Our competencies in this area are:

  1.  To provide education both formal and informal about substance abuse prevention and treatment programs, and the recovery process. In order to help people from multicultural backgrounds, we need to keep in mind:
    • Cultural differences among diverse communities.
    • Cultural differences in substance use behaviors.
    • Delivery of educational programs that are culturally relevant.
    • Research and theory on prevention of substance abuse problems.
    • Learning styles and teaching methods that we can adapt to our clients.
    • How to facilitate discussions in a safe and respectful environment.
    • How to preparing outlines and handout materials.
    • How to make public presentations to deliver the information effectively.
    • Cultural issues in planning prevention and treatment programs.
    • Age and gender differences in substance use patterns.
    • Culture, gender, and age-appropriate prevention, treatment, and recovery resources.
    • Awareness of our own cultural biases.

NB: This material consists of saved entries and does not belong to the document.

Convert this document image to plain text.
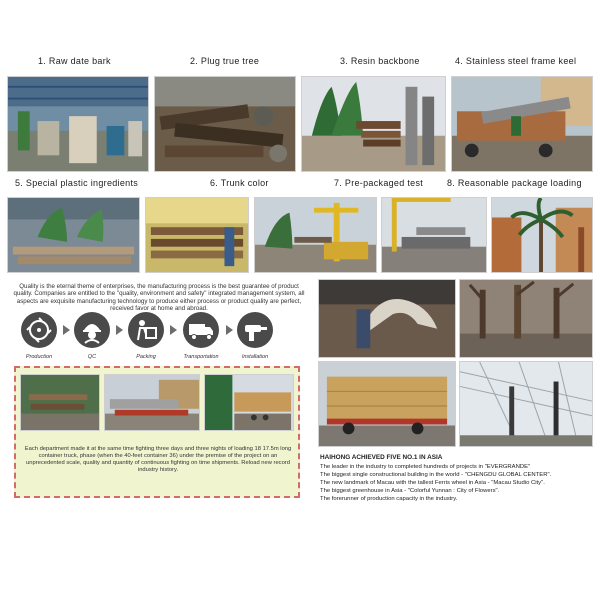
1. Raw date bark	2. Plug true tree	3. Resin backbone	4. Stainless steel frame keel
5. Special plastic ingredients	6. Trunk color	7. Pre-packaged test	8. Reasonable package loading
Quality is the eternal theme of enterprises, the manufacturing process is the best guarantee of product quality. Companies are entitled to the "quality, environment and safety" integrated management system, all aspects are exquisite manufacturing technology to produce either process or product quality are perfect, received favor at home and abroad.
Production	QC	Packing	Transportation	Installation
Each department made it at the same time fighting three days and three nights of loading 18 17.5m long container truck, phase (when the 40-feet container 36) under the premise of the project on an unprecedented scale, quality and quantity of continuous fighting on time shipments. Reload new record industry history.
HAIHONG ACHIEVED FIVE NO.1 IN ASIA
The leader in the industry to completed hundreds of projects in "EVERGRANDE"
The biggest single constructional building in the world - "CHENGDU GLOBAL CENTER".
The new landmark of Macau with the tallest Ferris wheel in Asia - "Macau Studio City".
The biggest greenhouse in Asia - "Colorful Yunnan : City of Flowers".
The forerunner of production capacity in the industry.
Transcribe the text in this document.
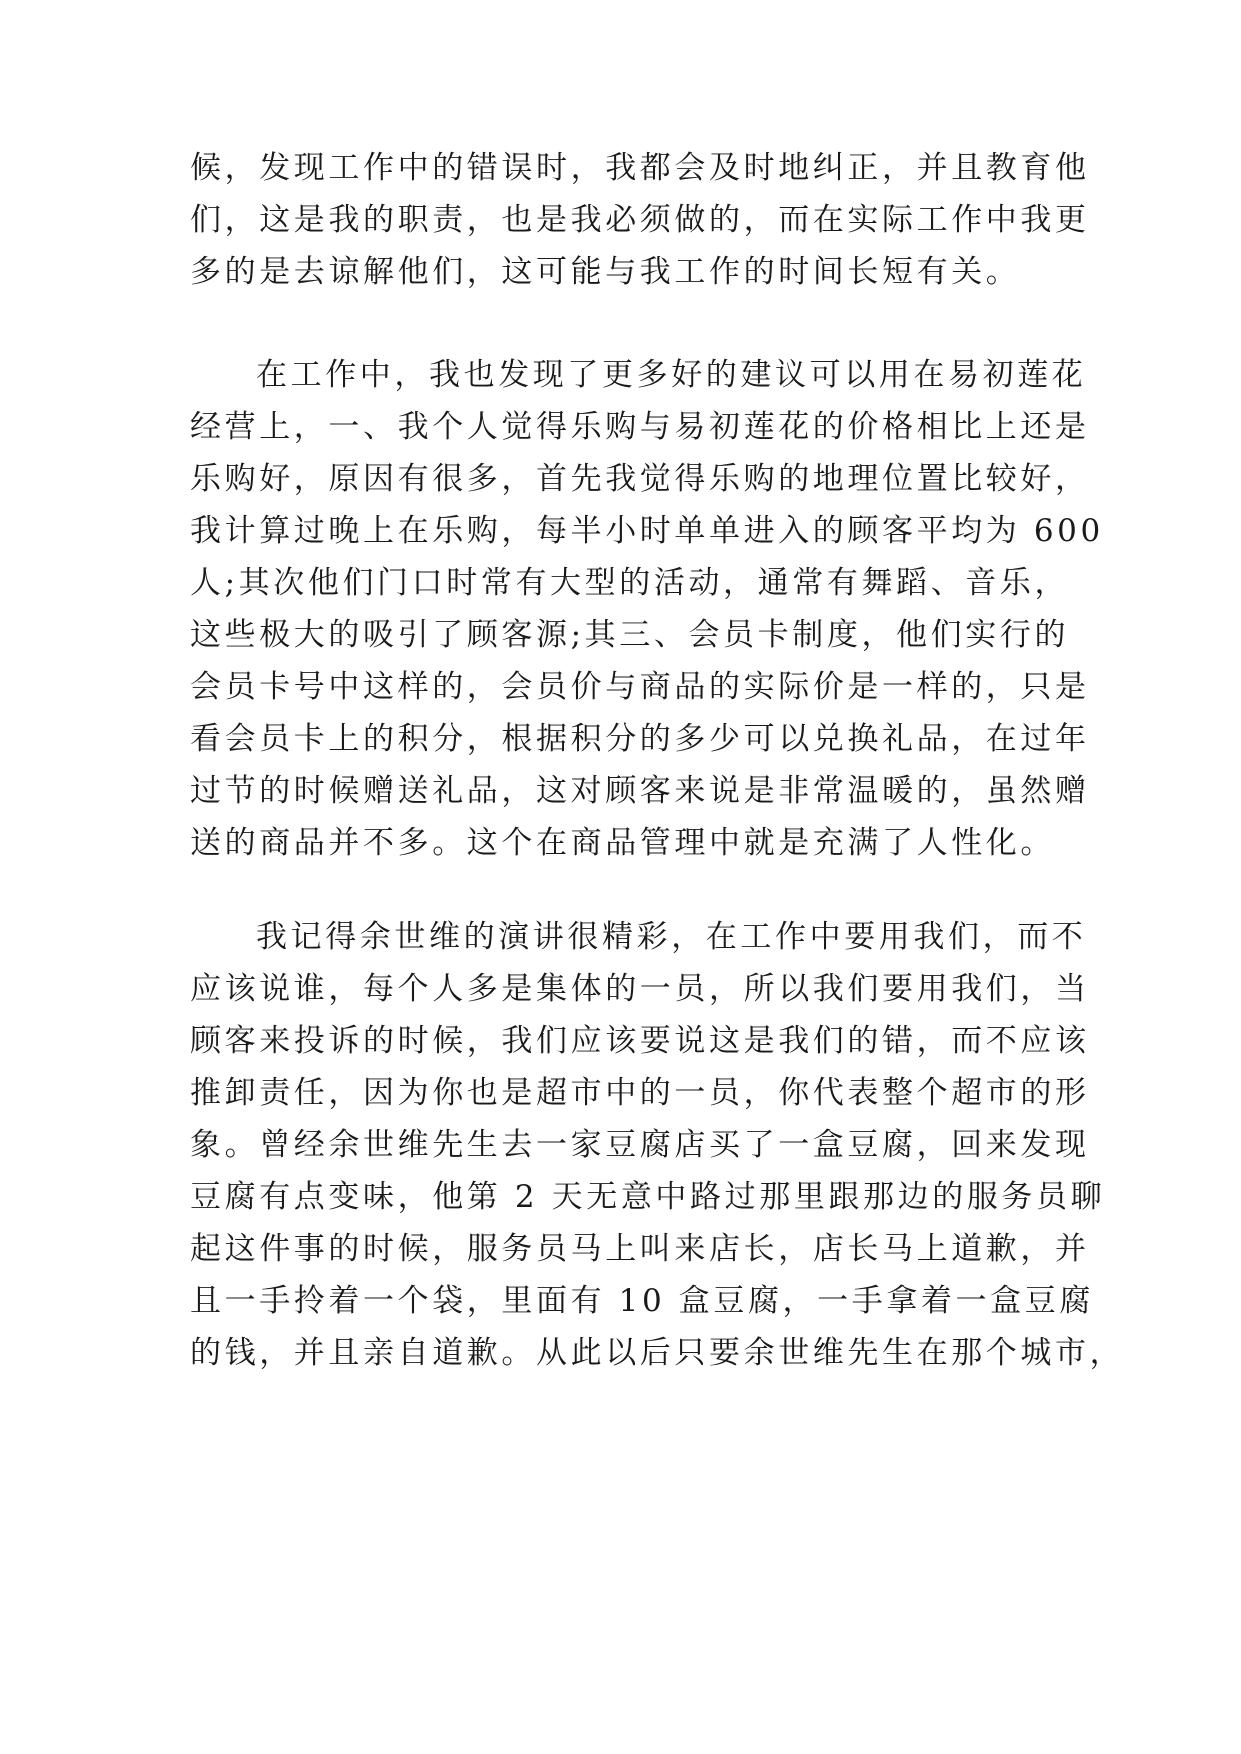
候，发现工作中的错误时，我都会及时地纠正，并且教育他
们，这是我的职责，也是我必须做的，而在实际工作中我更
多的是去谅解他们，这可能与我工作的时间长短有关。
在工作中，我也发现了更多好的建议可以用在易初莲花
经营上，一、我个人觉得乐购与易初莲花的价格相比上还是
乐购好，原因有很多，首先我觉得乐购的地理位置比较好，
我计算过晚上在乐购，每半小时单单进入的顾客平均为 600
人;其次他们门口时常有大型的活动，通常有舞蹈、音乐，
这些极大的吸引了顾客源;其三、会员卡制度，他们实行的
会员卡号中这样的，会员价与商品的实际价是一样的，只是
看会员卡上的积分，根据积分的多少可以兑换礼品，在过年
过节的时候赠送礼品，这对顾客来说是非常温暖的，虽然赠
送的商品并不多。这个在商品管理中就是充满了人性化。
我记得余世维的演讲很精彩，在工作中要用我们，而不
应该说谁，每个人多是集体的一员，所以我们要用我们，当
顾客来投诉的时候，我们应该要说这是我们的错，而不应该
推卸责任，因为你也是超市中的一员，你代表整个超市的形
象。曾经余世维先生去一家豆腐店买了一盒豆腐，回来发现
豆腐有点变味，他第 2 天无意中路过那里跟那边的服务员聊
起这件事的时候，服务员马上叫来店长，店长马上道歉，并
且一手拎着一个袋，里面有 10 盒豆腐，一手拿着一盒豆腐
的钱，并且亲自道歉。从此以后只要余世维先生在那个城市，
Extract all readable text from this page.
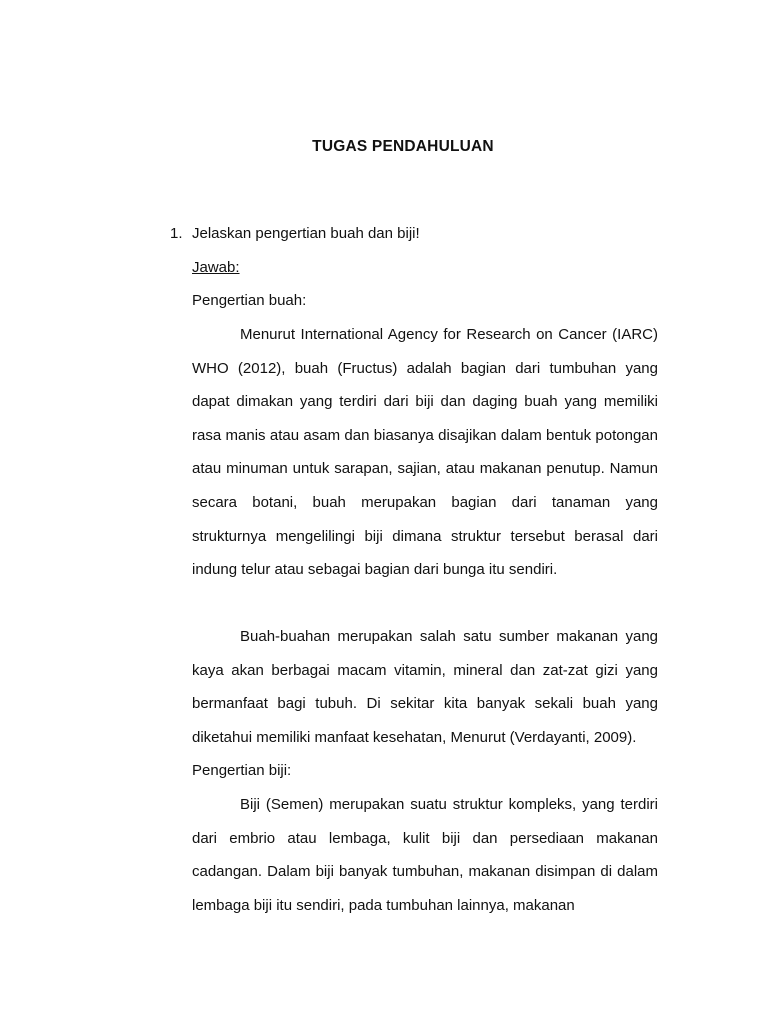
TUGAS PENDAHULUAN
1. Jelaskan pengertian buah dan biji!
Jawab:
Pengertian buah:

Menurut International Agency for Research on Cancer (IARC) WHO (2012), buah (Fructus) adalah bagian dari tumbuhan yang dapat dimakan yang terdiri dari biji dan daging buah yang memiliki rasa manis atau asam dan biasanya disajikan dalam bentuk potongan atau minuman untuk sarapan, sajian, atau makanan penutup. Namun secara botani, buah merupakan bagian dari tanaman yang strukturnya mengelilingi biji dimana struktur tersebut berasal dari indung telur atau sebagai bagian dari bunga itu sendiri.

Buah-buahan merupakan salah satu sumber makanan yang kaya akan berbagai macam vitamin, mineral dan zat-zat gizi yang bermanfaat bagi tubuh. Di sekitar kita banyak sekali buah yang diketahui memiliki manfaat kesehatan, Menurut (Verdayanti, 2009).

Pengertian biji:

Biji (Semen) merupakan suatu struktur kompleks, yang terdiri dari embrio atau lembaga, kulit biji dan persediaan makanan cadangan. Dalam biji banyak tumbuhan, makanan disimpan di dalam lembaga biji itu sendiri, pada tumbuhan lainnya, makanan
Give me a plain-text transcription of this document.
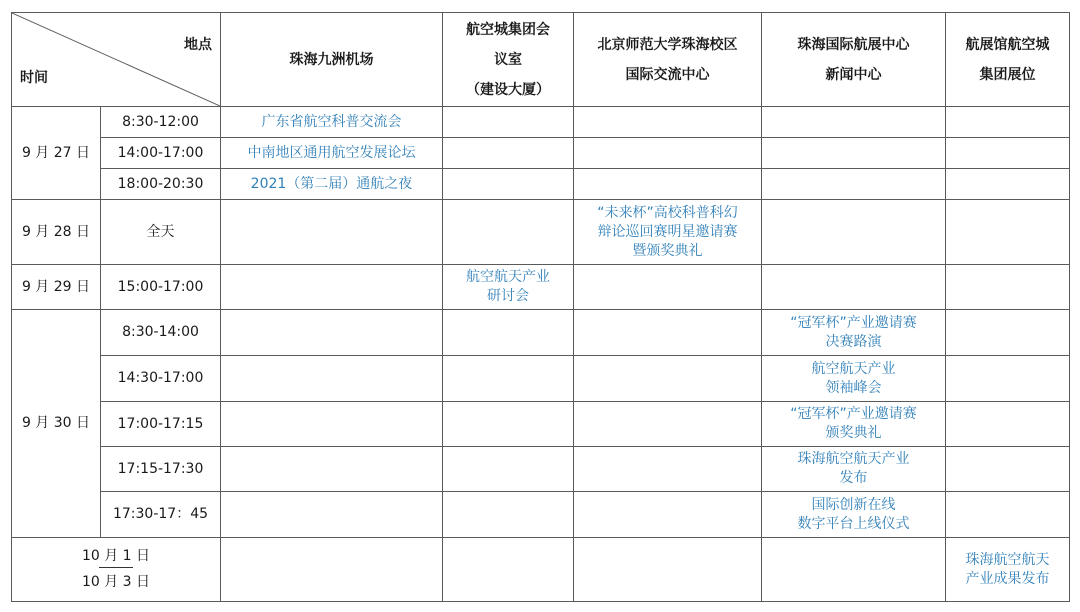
地点
时间		珠海九洲机场	航空城集团会
议室
（建设大厦）	北京师范大学珠海校区
国际交流中心	珠海国际航展中心
新闻中心	航展馆航空城
集团展位

9 月 27 日	8:30-12:00	广东省航空科普交流会				
	14:00-17:00	中南地区通用航空发展论坛				
	18:00-20:30	2021（第二届）通航之夜				
9 月 28 日	全天			“未来杯”高校科普科幻
辩论巡回赛明星邀请赛
暨颁奖典礼		

9 月 29 日	15:00-17:00		航空航天产业
研讨会			

9 月 30 日	8:30-14:00				“冠军杯”产业邀请赛
决赛路演	

	14:30-17:00				航空航天产业
领袖峰会	

	17:00-17:15				“冠军杯”产业邀请赛
颁奖典礼	

	17:15-17:30				珠海航空航天产业
发布	

	17:30-17：45				国际创新在线
数字平台上线仪式	

10 月 1 日
10 月 3 日						珠海航空航天
产业成果发布
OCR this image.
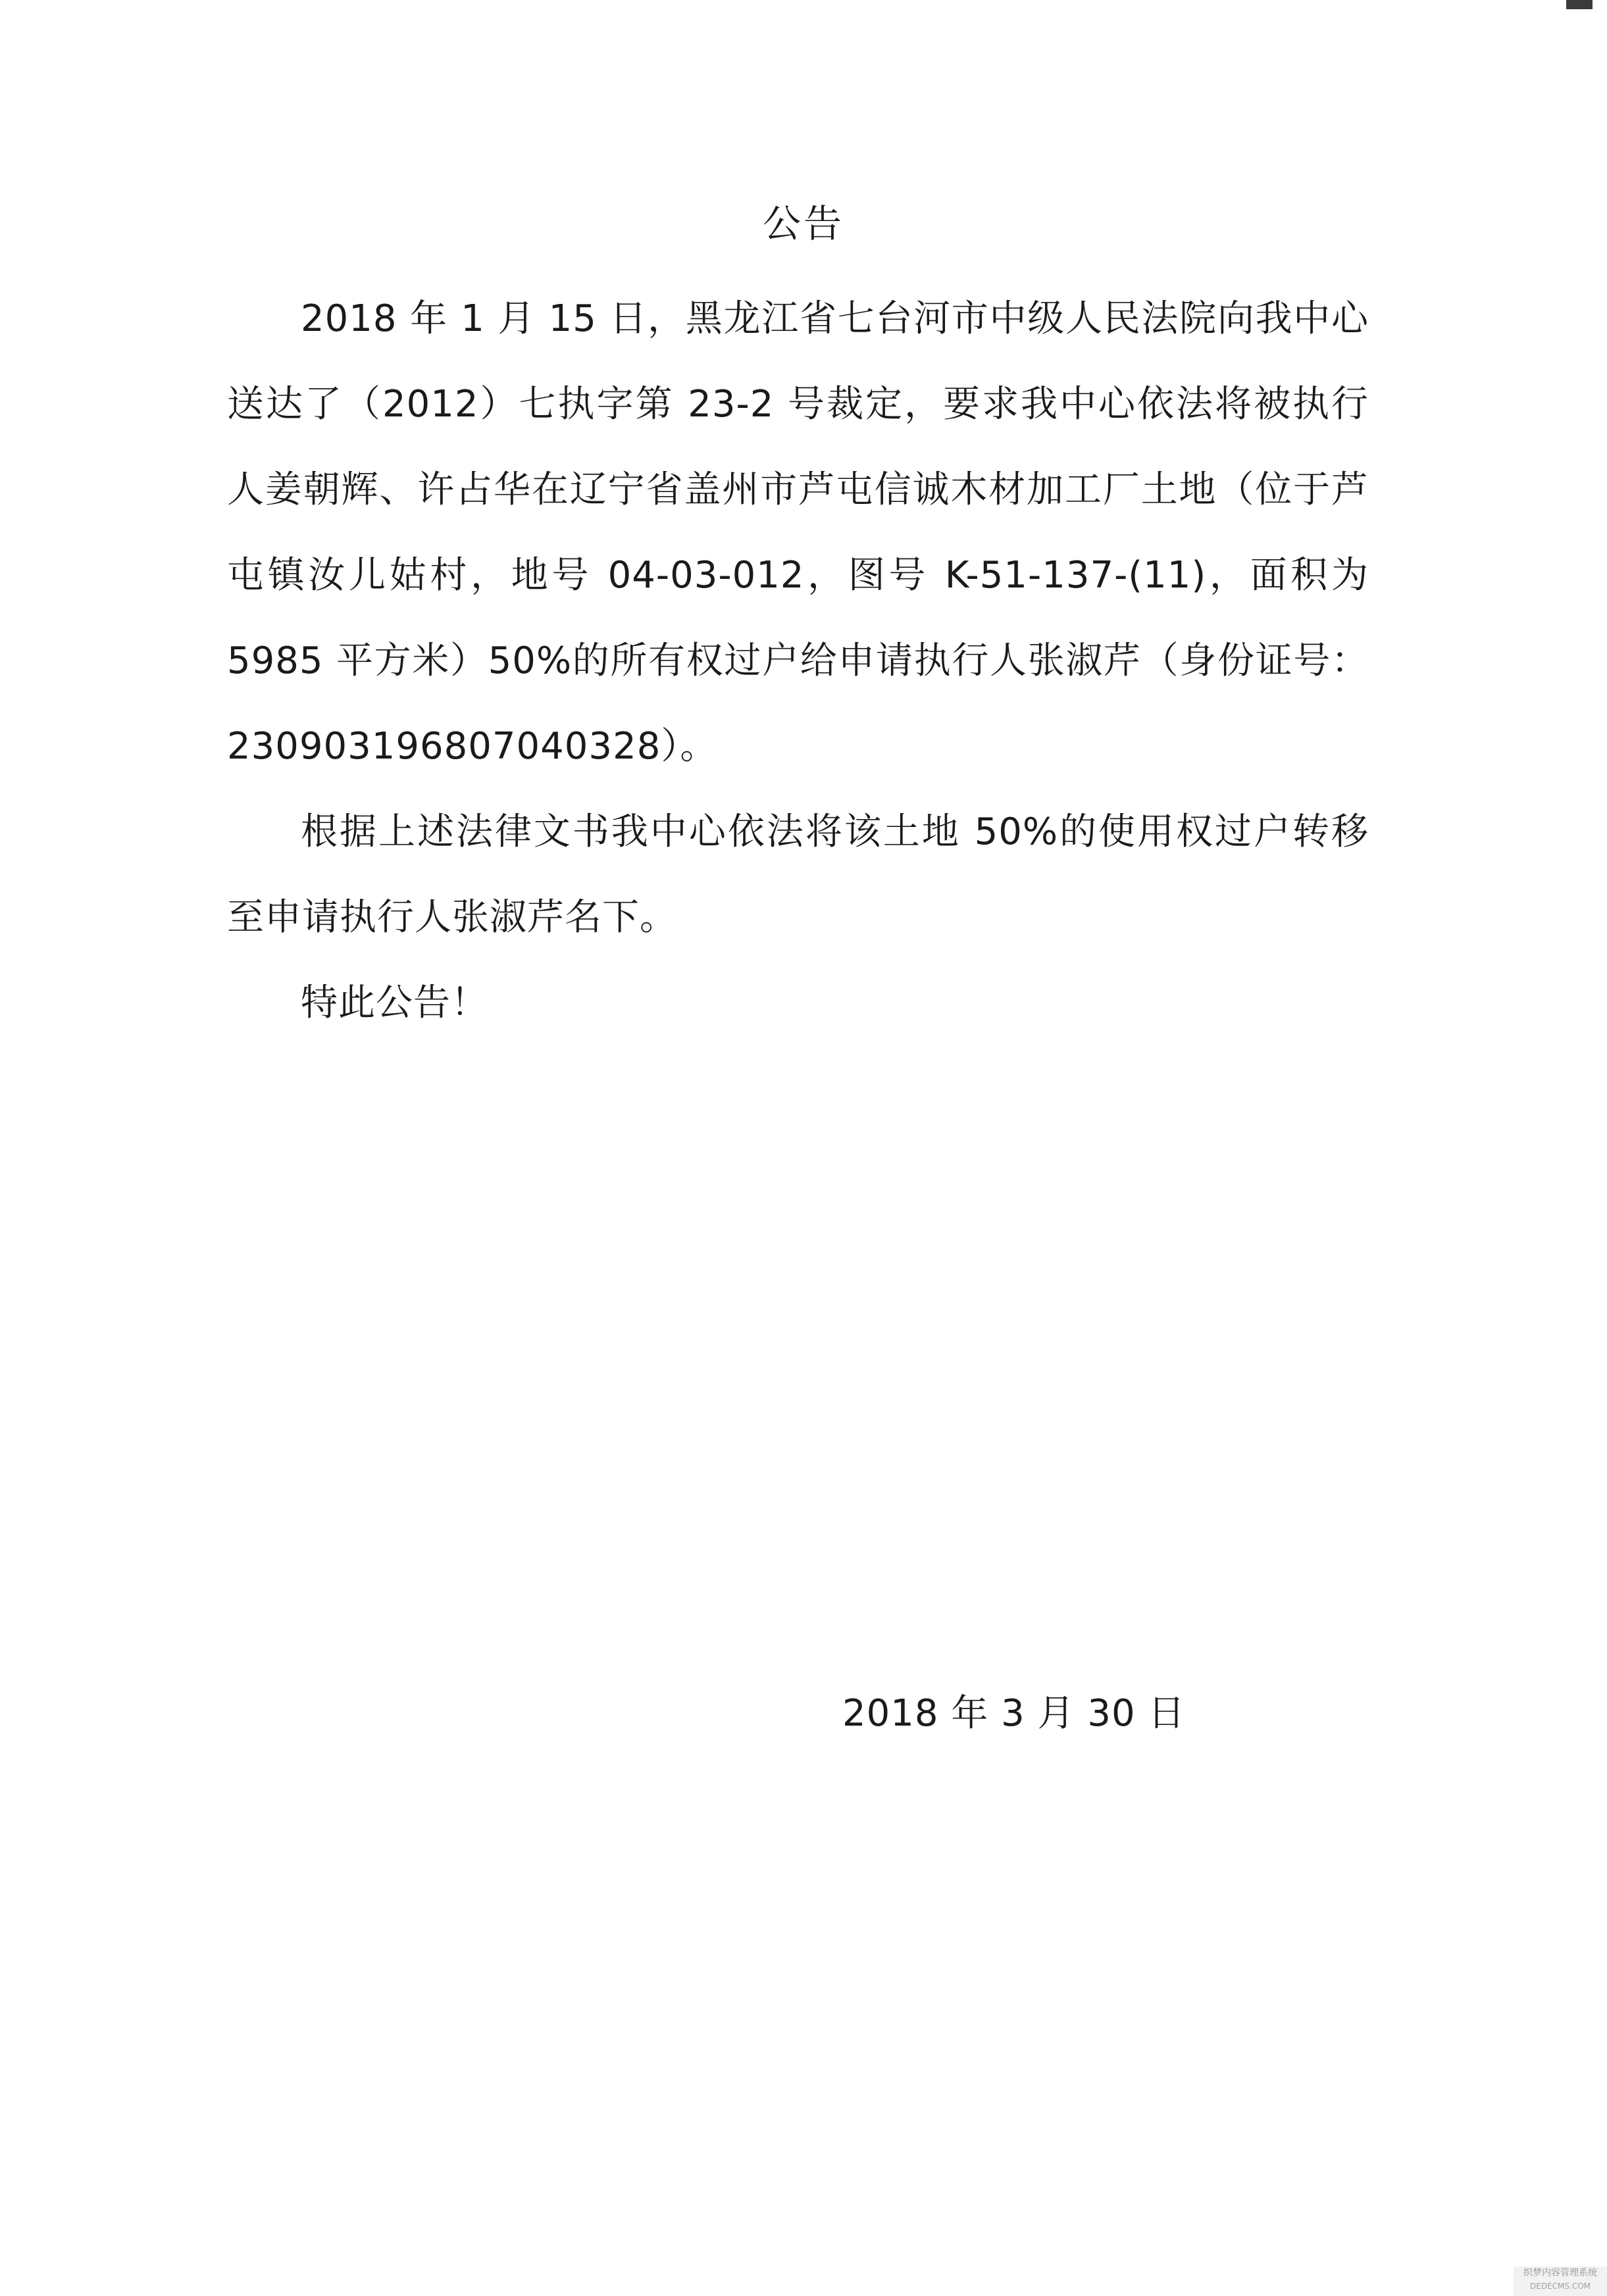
公告

2018 年 1 月 15 日，黑龙江省七台河市中级人民法院向我中心送达了（2012）七执字第 23-2 号裁定，要求我中心依法将被执行人姜朝辉、许占华在辽宁省盖州市芦屯信诚木材加工厂土地（位于芦屯镇汝儿姑村，地号 04-03-012，图号 K-51-137-(11)，面积为 5985 平方米）50%的所有权过户给申请执行人张淑芹（身份证号：230903196807040328）。

根据上述法律文书我中心依法将该土地 50%的使用权过户转移至申请执行人张淑芹名下。

特此公告！

2018 年 3 月 30 日
织梦内容管理系统
DEDECMS.COM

  2. To describe the risk and protective factors that increase and decrease the likelihood for an individual, community, or group to develop a substance use disorder. Our knowledge in this area includes:
    • Risk and protective factors for the onset of substance use disorders.
    • How to present the issues from a non-judgmental perspective.
  3. To describe the warning signs, symptoms, and the course of substance use disorders. We must be familiar with:
    • The continuum of use and abuse, including the warning signs and symptoms of a developing substance use disorder.
    • The current Diagnostic and Statistical Manual of Mental Disorders (DSM) categories or other diagnostic standards associated with psychoactive substance use.
  4. To describe how substance use disorders affect families and significant others. We need to educate our client about:
    • How psychoactive substance use by one family member affects other family members or significant others.
    • The family’s influence on the development and continuation of a substance use disorder.
    • The role of the family, couple, or significant others in treatment and recovery.
  5. To describe the continuum of care and resources available to the family and significant others. Our goals are:
    • To present available treatment options, including local health, allied health, and behavioral health resources.
    • To motivate both family members and the client to seek out resources and services from the full continuum of care.
    • To describe different treatment modalities.
    • To identify and make referrals to local health, allied health, and behavioral health resources.
    1. Although this may sounds easy to do, we need to keep in mind the difficulties families and significant others go through when seeking help. We must work from a strengths-based principle, which emphasizes client autonomy.
  • To describe principles and philosophy of prevention, treatment, and recovery.
    • We must be familiar with the models for substance abuse prevention and treatment, and recovery from substance use disorders.
  • To understand and describe the health and behavior problems related to substance use, including transmission and prevention of HIV/AIDS, tuberculosis, sexually transmitted diseases, hepatitis C, and other infectious diseases.
    • Awareness of our own biases when presenting the information.
  • To teach life skills, including but not limited to stress management, relaxation, communication, assertiveness, and refusal skills.
    • Delivering educational sessions.